Write a recursive function for binary search.
Towers of Hanoi (classical task).
Flood Fill (filling an area in a matrix).

Recursion requires practice to "see" the solution. Start with small examples and draw the call tree on paper.

6. Recursion vs. Iteration

Every recursive function can be transformed into an iterative one (by using a stack).
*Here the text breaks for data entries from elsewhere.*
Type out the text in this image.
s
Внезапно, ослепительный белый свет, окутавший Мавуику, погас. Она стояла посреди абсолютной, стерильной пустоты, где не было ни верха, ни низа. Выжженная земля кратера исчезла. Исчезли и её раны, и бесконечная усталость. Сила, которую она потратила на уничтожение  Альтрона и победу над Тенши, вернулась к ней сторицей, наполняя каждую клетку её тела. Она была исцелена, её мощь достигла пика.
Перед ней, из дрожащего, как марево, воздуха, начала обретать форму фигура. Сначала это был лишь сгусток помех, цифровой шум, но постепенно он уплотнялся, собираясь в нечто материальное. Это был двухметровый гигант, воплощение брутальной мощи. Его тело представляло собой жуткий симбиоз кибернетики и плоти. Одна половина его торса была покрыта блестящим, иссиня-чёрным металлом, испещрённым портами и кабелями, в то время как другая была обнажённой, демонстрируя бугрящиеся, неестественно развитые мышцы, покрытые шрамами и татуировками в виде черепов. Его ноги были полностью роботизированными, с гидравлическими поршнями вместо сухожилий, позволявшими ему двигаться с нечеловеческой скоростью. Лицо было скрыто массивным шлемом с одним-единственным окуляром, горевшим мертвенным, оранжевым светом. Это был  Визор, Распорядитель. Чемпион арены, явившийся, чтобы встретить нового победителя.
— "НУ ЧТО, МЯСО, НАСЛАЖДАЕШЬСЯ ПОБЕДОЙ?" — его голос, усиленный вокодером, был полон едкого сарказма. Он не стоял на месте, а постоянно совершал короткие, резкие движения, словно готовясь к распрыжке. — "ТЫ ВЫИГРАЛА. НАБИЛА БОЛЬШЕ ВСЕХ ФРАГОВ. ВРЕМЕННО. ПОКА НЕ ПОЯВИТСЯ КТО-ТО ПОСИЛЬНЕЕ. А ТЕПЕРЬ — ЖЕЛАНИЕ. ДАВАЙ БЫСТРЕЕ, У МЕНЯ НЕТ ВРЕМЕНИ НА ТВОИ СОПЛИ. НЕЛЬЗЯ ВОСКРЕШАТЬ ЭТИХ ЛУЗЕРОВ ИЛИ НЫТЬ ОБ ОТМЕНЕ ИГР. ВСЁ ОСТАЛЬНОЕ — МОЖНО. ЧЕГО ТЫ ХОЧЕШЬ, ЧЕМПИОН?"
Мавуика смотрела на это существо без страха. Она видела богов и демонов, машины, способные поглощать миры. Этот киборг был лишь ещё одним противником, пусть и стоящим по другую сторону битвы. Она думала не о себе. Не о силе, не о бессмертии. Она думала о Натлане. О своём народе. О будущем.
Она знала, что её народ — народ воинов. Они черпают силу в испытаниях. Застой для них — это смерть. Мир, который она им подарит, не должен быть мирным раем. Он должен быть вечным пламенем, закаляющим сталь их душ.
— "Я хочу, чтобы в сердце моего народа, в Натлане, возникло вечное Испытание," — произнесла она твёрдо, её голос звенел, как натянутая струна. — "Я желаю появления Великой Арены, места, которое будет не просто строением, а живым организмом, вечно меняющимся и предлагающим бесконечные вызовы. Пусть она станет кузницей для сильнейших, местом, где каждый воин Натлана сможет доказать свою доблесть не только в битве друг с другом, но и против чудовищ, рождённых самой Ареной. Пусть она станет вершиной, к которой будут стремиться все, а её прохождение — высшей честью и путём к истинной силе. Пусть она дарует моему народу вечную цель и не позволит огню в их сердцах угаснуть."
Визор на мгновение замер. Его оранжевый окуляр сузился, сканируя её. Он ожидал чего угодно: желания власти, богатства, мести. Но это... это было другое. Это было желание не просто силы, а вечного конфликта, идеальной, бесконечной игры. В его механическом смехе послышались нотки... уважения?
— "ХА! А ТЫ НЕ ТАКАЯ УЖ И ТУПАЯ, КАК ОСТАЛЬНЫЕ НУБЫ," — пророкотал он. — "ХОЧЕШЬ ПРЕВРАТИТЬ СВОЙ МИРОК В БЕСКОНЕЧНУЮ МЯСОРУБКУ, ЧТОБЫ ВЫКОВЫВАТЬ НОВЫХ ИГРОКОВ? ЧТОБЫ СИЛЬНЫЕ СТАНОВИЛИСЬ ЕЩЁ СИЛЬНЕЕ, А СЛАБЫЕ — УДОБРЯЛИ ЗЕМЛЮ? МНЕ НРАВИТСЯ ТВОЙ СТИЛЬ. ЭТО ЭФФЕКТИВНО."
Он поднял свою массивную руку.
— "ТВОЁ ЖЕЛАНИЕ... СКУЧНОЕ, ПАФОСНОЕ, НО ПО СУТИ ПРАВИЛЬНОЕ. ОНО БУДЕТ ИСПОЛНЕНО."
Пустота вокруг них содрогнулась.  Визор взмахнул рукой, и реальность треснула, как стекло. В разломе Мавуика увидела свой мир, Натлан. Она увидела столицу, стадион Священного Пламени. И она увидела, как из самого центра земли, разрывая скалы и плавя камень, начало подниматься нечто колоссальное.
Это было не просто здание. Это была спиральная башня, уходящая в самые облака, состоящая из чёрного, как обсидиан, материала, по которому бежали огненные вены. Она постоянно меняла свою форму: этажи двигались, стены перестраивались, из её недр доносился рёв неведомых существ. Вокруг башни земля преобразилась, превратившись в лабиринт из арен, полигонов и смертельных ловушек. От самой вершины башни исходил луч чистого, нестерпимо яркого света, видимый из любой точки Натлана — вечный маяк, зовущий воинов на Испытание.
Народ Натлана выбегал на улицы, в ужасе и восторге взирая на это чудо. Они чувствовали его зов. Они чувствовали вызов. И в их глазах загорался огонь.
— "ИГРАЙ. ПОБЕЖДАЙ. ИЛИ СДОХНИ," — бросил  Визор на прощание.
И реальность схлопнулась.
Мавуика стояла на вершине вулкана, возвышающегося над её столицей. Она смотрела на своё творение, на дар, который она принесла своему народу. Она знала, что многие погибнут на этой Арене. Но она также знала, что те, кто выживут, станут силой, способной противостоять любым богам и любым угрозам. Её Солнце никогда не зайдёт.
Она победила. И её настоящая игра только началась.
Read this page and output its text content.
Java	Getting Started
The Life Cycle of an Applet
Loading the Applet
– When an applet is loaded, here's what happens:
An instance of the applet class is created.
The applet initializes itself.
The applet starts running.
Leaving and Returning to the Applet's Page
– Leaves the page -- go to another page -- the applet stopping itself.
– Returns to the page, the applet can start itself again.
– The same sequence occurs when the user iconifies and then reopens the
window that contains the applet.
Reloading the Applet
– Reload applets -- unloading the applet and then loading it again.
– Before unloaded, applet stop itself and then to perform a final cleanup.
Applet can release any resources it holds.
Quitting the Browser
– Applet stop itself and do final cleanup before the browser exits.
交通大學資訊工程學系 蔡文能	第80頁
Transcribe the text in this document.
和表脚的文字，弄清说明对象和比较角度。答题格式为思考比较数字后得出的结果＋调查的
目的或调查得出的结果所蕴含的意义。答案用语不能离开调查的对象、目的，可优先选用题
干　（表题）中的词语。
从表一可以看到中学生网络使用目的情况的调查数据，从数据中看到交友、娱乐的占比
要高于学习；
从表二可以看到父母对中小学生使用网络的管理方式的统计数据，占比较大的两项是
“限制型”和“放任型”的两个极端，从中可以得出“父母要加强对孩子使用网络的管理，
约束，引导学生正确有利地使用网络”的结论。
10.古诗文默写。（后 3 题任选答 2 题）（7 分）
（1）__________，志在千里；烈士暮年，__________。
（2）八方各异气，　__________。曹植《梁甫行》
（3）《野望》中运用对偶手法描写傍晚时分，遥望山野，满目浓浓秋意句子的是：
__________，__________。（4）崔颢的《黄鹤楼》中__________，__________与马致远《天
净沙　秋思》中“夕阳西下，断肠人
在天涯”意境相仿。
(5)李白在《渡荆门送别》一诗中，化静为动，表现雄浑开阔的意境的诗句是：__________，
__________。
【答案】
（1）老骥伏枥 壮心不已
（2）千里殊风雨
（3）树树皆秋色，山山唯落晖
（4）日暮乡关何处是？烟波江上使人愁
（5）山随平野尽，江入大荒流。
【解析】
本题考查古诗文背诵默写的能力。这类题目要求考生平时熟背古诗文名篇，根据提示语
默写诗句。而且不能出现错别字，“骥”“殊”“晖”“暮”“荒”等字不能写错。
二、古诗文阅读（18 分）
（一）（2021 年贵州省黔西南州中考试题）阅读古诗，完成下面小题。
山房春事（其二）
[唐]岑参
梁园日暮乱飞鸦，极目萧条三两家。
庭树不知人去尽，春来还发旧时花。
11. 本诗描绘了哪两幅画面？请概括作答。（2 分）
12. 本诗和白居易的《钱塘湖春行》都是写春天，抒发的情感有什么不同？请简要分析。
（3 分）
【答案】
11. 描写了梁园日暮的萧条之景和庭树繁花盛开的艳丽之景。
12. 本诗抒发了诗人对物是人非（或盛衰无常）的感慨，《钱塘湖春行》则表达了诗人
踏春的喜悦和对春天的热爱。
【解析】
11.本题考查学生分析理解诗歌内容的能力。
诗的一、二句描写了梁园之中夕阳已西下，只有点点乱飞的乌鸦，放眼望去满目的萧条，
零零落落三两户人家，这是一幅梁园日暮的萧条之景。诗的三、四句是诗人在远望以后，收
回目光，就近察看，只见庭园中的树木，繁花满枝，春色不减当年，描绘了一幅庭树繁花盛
Sometimes iteration is faster and uses less memory.

Transformation Examples

Recursive Factorial:

long long factorial(int n) {
    if (n == 0) return 1;
    return n * factorial(n - 1);
}

Iterative Factorial:

long long factorial(int n) {
    long long result = 1;
    for (int i = 2; i <= n; i++) {
        result *= i;
    }
    return result;
}

Recursive Fibonacci with Memoization:

long long memo[100];

long long fib(int n) {
    if (n <= 1) return n;
    if (memo[n] != -1) return memo[n];
    return memo[n] = fib(n-1) + fib(n-2);
}

Iterative Fibonacci:

long long fib(int n) {
    if (n <= 1) return n;
    long long prev2 = 0, prev1 = 1;
    for (int i = 2; i <= n; i++) {
        long long current = prev1 + prev2;
        prev2 = prev1;
        prev1 = current;
    }
    return prev1;
}

When to choose iteration?

When the recursion depth is large (\(> 10^5\)).
When performance is critical (iteration avoids the overhead of function calls).
When the solution with a loop is more intuitive.

When to choose recursion?

Tasks with a tree-like structure (tree traversal, graphs).
"Divide and Conquer" algorithms (Merge Sort, Quick Sort, Binary Search on a tree).
When the problem is recursive by nature (Towers of Hanoi, combinatorics).

7. Backtracking

Backtracking is a special form of recursion where we try all possible solutions, and when we reach a dead end, we "go back" and try another path.

Examples:

N-Queens problem: Place \(N\) queens on an \(N \times N\) chessboard such that they do not attack each other.
Sudoku solving.
Generating all subsets.

Template:

void backtrack(int position, vector<int>& current) {
    // Base case: we found a valid solution
    if (isComplete(current)) {
        printSolution(current);
        return;
    }

    // We try every possible step
    for (int choice : getPossibleChoices(position)) {
        if (isValid(choice, current)) {
            current.push_back(choice); // Choose
            backtrack(position + 1, current); // Recursion
            current.pop_back(); // Go back (undoing)
        }
    }
}

8. Additional Examples

8.1. Sum of Digits

int digitSum(int n) {
    if (n == 0) return 0;
    return n % 10 + digitSum(n / 10);
}

8.2. Reversing a Linked List

struct Node {
    int val;
    Node* next;
};

Node* reverse(Node* head) {
    if (!head || !head->next) return head;
    Node* newHead = reverse(head->next);
    head->next->next = head;
    head->next = nullptr;
    return newHead;
}

🏁 Conclusion

Recursion is a powerful tool, but it requires careful use. Key principles are: * Always define a clear base case. * Ensure that each recursive call approaches the base case. * Be careful with the recursion depth and use memoization where possible.

Practice with different tasks to develop an intuition for when recursion is the most appropriate approach!